The aim of this study was to evaluate the efficacy and safety of exanatide compared to premixed insulin aspart (PIA) 70/30 in metformin-treated patients with type 2 diabetes mellitus (T2DM). The main findings were that exanatide was as good as PIA 70/30 for blood sugar control and was associated with less risk of side effects.

Patients with T2DM do not produce enough insulin or have insulin resistance (the body cannot effectively use glucose as energy). Therefore, the glucose builds up in the bloodstream. The first treatment options for patients with T2DM are diet with lifestyle changes and oral anti-diabetic drugs (OAD), usually metformin. However, many T2DM patients do not achieve good blood sugar control after these therapies and need insulin injections in order to lower their glucose levels. On the other hand, the use of insulin is associated with significant side effects such as weight gain and hypoglycemia. Hypoglycemia means an abnormally low blood sugar level and is an important problem because an inadequate glucose supply to the brain can lead to permanent brain damage.

Exanatide (Byetta) is approved by the U.S FDA as treatment for patients with T2DM. Like insulin, it is administered through subcutaneous (under the skin) injections and works by stimulating the pancreas to produce insulin when blood sugar levels are high. PIA 70/30 combines two kinds of insulin: 70% intermediate-acting insulin (which helps control blood sugar all through the day) and 30% rapid-acting insulin (controls blood sugar levels at mealtimes).  

This study included 363 T2DM patients who were being treated with metformin. Patients were randomly assigned to receive, in addition to metformin, either exanatide twice daily (181 patients) or PIA 70/30 (173 patients) twice daily. Patients were monitored for hypoglycemia and body weight changes. Blood sugar control was assessed through the value of the glycated hemoglobin or HbA1c (a test that provides an average of blood sugar levels for the last 2 to 3 months).

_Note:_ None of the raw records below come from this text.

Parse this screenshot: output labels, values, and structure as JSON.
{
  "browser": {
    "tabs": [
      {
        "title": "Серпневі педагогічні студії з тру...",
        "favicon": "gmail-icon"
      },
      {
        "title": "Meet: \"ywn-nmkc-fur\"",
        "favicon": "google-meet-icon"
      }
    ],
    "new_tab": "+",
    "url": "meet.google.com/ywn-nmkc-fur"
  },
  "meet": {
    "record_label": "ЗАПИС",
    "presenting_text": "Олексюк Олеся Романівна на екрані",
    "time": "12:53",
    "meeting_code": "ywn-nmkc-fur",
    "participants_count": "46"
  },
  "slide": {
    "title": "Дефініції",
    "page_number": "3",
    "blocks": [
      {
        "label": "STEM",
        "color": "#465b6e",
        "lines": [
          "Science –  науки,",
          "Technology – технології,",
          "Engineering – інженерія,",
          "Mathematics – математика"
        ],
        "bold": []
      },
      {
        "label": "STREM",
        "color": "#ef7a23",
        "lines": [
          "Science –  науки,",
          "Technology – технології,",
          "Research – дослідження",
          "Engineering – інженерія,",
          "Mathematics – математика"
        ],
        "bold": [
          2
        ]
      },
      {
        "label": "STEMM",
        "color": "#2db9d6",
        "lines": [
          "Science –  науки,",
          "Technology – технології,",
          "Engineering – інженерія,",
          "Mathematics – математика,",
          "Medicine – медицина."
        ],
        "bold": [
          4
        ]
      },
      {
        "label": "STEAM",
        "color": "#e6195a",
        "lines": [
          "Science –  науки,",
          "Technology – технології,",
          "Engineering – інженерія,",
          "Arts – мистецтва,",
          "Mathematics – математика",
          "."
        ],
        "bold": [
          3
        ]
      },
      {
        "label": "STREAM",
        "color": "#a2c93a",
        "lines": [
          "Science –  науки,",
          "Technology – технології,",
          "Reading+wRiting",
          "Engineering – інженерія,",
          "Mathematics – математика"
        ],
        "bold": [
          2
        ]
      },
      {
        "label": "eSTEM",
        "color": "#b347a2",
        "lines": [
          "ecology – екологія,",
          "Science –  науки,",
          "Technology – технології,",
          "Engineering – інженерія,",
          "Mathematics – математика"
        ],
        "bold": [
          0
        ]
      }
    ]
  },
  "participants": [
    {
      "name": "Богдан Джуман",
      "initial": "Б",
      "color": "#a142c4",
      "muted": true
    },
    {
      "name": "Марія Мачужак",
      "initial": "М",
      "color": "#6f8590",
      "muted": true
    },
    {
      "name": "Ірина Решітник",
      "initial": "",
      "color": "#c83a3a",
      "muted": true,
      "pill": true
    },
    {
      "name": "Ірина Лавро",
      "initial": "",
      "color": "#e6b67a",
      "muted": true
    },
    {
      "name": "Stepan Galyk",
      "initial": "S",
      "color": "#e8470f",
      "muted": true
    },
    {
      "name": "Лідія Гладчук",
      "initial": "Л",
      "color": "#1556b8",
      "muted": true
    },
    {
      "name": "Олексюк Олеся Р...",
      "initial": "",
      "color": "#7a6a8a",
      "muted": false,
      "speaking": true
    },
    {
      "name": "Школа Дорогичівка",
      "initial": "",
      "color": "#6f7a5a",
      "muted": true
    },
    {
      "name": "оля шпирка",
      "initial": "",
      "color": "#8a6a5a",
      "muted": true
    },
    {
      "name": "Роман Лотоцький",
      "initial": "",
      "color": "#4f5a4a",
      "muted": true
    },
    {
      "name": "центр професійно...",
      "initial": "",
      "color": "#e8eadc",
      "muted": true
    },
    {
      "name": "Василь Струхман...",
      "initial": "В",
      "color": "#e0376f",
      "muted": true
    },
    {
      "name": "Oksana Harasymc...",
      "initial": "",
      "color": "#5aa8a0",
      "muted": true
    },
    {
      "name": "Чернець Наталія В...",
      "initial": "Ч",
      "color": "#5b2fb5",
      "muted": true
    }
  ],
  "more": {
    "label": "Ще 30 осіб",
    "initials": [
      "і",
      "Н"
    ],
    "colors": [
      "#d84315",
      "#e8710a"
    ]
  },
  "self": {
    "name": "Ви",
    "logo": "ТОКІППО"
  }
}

After 26 weeks of treatment, exanatide was shown to provide similar blood sugar control as PIA 70/30. Also, patients treated with exenatide had a lower risk for hypoglycemia compared to those who received PIA 70/30 (8% versus 20.5%). During treatment, patients in the exenatide group had lost approximately 4.1kg compared to patients in the PIA 70/30 group, who gained 1kg.  

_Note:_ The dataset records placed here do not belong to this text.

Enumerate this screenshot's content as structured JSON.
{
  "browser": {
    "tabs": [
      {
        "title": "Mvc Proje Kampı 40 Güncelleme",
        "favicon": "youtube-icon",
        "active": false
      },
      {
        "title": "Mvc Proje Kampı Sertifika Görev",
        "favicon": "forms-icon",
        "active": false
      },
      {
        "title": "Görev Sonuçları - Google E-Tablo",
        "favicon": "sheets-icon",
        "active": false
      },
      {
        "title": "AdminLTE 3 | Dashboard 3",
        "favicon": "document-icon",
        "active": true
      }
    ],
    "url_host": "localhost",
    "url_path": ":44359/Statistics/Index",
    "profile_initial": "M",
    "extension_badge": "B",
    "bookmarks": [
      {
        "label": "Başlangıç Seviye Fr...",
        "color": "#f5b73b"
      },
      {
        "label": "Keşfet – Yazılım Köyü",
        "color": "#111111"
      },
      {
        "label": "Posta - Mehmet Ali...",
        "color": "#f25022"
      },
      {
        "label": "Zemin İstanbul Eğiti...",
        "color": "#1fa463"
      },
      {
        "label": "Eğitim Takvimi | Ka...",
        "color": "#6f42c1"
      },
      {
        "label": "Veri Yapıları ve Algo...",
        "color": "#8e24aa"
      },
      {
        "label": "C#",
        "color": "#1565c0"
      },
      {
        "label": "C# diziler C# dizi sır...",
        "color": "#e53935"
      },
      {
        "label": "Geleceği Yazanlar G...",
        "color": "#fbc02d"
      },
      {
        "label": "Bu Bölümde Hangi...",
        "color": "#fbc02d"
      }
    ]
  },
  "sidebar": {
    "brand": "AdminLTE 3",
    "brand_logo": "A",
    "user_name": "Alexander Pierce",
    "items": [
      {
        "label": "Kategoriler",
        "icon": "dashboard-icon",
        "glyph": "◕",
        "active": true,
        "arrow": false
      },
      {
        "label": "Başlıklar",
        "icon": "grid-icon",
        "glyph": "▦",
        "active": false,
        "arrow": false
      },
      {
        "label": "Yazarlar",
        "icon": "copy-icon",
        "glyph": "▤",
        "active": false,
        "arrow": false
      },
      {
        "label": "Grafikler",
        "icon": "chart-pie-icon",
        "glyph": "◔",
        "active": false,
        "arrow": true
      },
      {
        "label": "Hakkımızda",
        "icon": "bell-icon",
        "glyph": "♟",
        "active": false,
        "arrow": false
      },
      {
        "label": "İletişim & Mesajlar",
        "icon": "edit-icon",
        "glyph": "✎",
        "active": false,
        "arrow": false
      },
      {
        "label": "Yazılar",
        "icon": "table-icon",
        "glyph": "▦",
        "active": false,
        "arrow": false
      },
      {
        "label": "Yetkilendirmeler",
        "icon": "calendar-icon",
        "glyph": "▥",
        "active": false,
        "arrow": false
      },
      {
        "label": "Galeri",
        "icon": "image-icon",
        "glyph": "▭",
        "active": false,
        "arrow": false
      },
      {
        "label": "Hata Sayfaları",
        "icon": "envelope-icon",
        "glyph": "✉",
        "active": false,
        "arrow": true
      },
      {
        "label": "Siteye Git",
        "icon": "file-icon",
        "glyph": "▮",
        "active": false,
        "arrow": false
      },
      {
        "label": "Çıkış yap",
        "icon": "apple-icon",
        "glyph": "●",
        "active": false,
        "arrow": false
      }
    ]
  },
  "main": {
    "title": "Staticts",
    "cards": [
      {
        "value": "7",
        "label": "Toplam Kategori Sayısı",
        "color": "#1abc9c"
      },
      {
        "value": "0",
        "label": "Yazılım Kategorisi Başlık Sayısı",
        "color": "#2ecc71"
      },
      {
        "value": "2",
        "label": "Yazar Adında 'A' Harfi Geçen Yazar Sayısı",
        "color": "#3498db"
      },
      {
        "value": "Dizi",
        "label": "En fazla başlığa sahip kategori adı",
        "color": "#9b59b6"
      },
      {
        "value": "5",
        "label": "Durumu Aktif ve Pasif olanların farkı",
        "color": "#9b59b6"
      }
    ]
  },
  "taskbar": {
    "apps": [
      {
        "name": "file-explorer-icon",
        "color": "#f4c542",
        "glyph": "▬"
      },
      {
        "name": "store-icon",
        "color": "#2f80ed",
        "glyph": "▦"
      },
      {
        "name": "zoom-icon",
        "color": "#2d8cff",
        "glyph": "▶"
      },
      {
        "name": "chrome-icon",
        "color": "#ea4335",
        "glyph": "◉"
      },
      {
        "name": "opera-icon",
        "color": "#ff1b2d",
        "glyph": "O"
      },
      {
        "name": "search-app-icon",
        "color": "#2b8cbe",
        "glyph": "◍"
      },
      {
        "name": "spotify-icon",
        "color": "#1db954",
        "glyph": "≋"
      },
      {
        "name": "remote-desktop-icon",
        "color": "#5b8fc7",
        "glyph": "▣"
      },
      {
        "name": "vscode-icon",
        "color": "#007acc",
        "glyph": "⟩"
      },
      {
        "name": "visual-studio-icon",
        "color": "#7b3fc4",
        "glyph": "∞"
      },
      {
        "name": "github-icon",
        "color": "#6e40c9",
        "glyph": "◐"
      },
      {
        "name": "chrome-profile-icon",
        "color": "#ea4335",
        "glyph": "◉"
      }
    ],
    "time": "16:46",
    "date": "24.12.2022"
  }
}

In summary, T2DM patients treated with metformin had the same benefits from exenatide as they did from PIA 70/30 in terms of blood sugar control. Moreover, patients treated with exanatide had less side effects such as hypoglycemia and weight gain compared to patients treated with PIA 70/30.

This study had a short follow up period. Also, this study only included patients treated with metformin. Further studies with longer follow up periods, on larger groups of patients treated with other OAD are needed to confirm this drug’s benefits in patients with T2DM.

Ask your doctor if exenatide is a good treatment option for your situation.